On notera dispenser à, se dispenser à, dans Corneille et dans Molière. Dispenser à, c'est permettre de ; dispenser de, c'est exempter de. Au reste, dispenser à a vieilli, et la signification s'en est obscurcie.

HISTORIQUE

XIIIe s. Puisque li mariages fu malvès el commencement, il ne pot jamés estre bons, se toute le [la] verité du meffet n'est contée en sainte Eglise, et que li apostoles [le pape] ne voille sor ce dispenser, Beaumanoir, LVII, 11.

XVe s. Le roi qui s'escript de Portingal et qui n'a nul droit à la couronne, car il est bastard non dispensé, Froissart, II, III, 19.
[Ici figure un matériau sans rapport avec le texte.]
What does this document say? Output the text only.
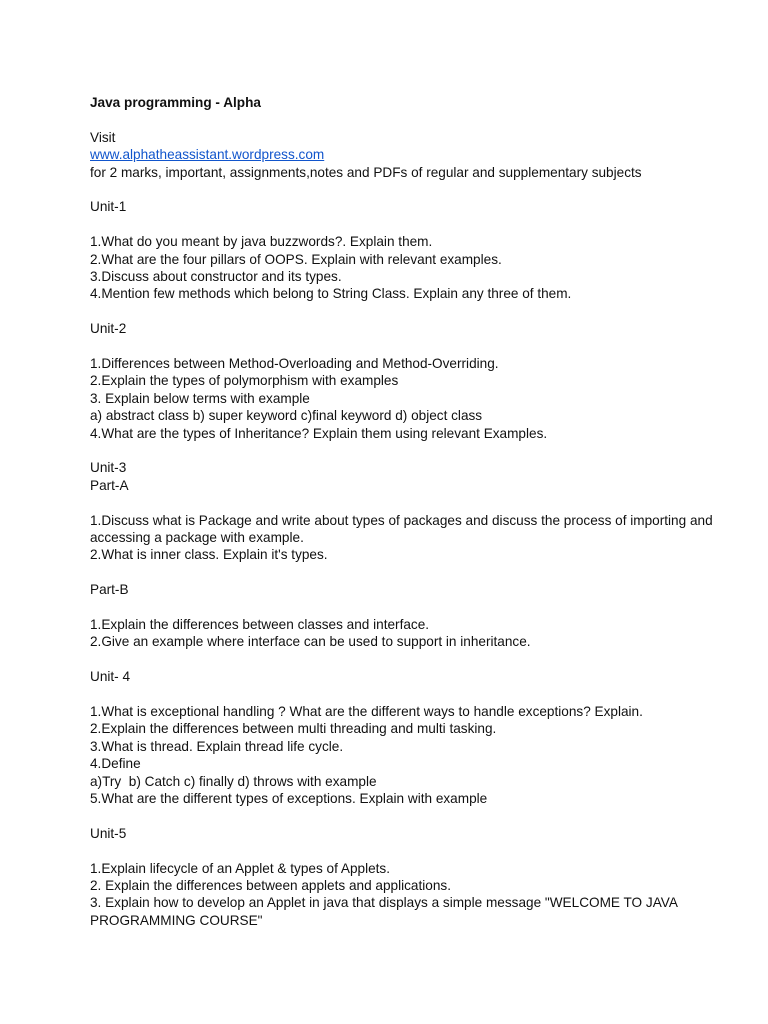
Java programming - Alpha

Visit

www.alphatheassistant.wordpress.com

for 2 marks, important, assignments,notes and PDFs of regular and supplementary subjects

Unit-1

1.What do you meant by java buzzwords?. Explain them.

2.What are the four pillars of OOPS. Explain with relevant examples.

3.Discuss about constructor and its types.

4.Mention few methods which belong to String Class. Explain any three of them.

Unit-2

1.Differences between Method-Overloading and Method-Overriding.

2.Explain the types of polymorphism with examples

3. Explain below terms with example

a) abstract class b) super keyword c)final keyword d) object class

4.What are the types of Inheritance? Explain them using relevant Examples.

Unit-3

Part-A

1.Discuss what is Package and write about types of packages and discuss the process of importing and accessing a package with example.

2.What is inner class. Explain it's types.

Part-B

1.Explain the differences between classes and interface.

2.Give an example where interface can be used to support in inheritance.

Unit- 4

1.What is exceptional handling ? What are the different ways to handle exceptions? Explain.

2.Explain the differences between multi threading and multi tasking.

3.What is thread. Explain thread life cycle.

4.Define

a)Try  b) Catch c) finally d) throws with example

5.What are the different types of exceptions. Explain with example

Unit-5

1.Explain lifecycle of an Applet & types of Applets.

2. Explain the differences between applets and applications.

3. Explain how to develop an Applet in java that displays a simple message "WELCOME TO JAVA PROGRAMMING COURSE"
XVIe s. Il dispensoyt son temps en telle faczon que il s'esveilloyt entre huit et neuf heures, Rabelais, Gar. I, 21. Puis que voulez que je poursuive, o sire, L'œuvre royal du Pseautier commencé : … D'y besongner me tiens pour dispensé [autorisé], Marot, IV, 206. Par les anges il dispense ses benefices envers les hommes, et fait ses autres œuvres, Calvin, Instit. 108. Au reste la pluspart se dispense [permet] de faire la collation morselloire, comme ils disent, Calvin, ib. 1001. Il faut se soubmettre du tout à l'auctorité ou du tout s'en dispenser, Montaigne, I, 204. Mal dispenser son loisir, Montaigne, I, 289. Il y en a qui conseillent de se dispenser quelques fois à boire d'autant, pour relascher l'ame, Montaigne, II, 14. Les voylà à dispenser [disposer] leurs engins, Montaigne, III, 120. Ils ne jouirent point du privilege de l'aage, qui les dispensoit d'aller à la guerre, Amyot, Marcell. 1. Que le pape ne pouvoit dispenser [excuser, donner dispense] une femme d'avoir espousé les deux freres, Du Bellay, M. 158. De peur que, se voulant dispenser [permettre] de tailler ces arbres hors saison, cela ne les fist perir, De Serres, 810. De dispenser [permettre] la mere de famille de se lever tard, ordinairement, ne se peut, De Serres, 819.

ÉTYMOLOGIE

Provenç. dispensar, despensar ; espagn. dispensar ; ital. dispensare ; du latin dispensare, de dis… préfixe, et pensare, distribuer, peser (voy. PENSER). Le sens primitif est répartir, distribuer ; puis on passe au sens de accorder permission, ce qui est une répartition, distribution ; là le sens se partage, et dispenser veut dire tantôt permettre de ne pas faire (par exemple dispenser de jeûner), tantôt permettre de faire.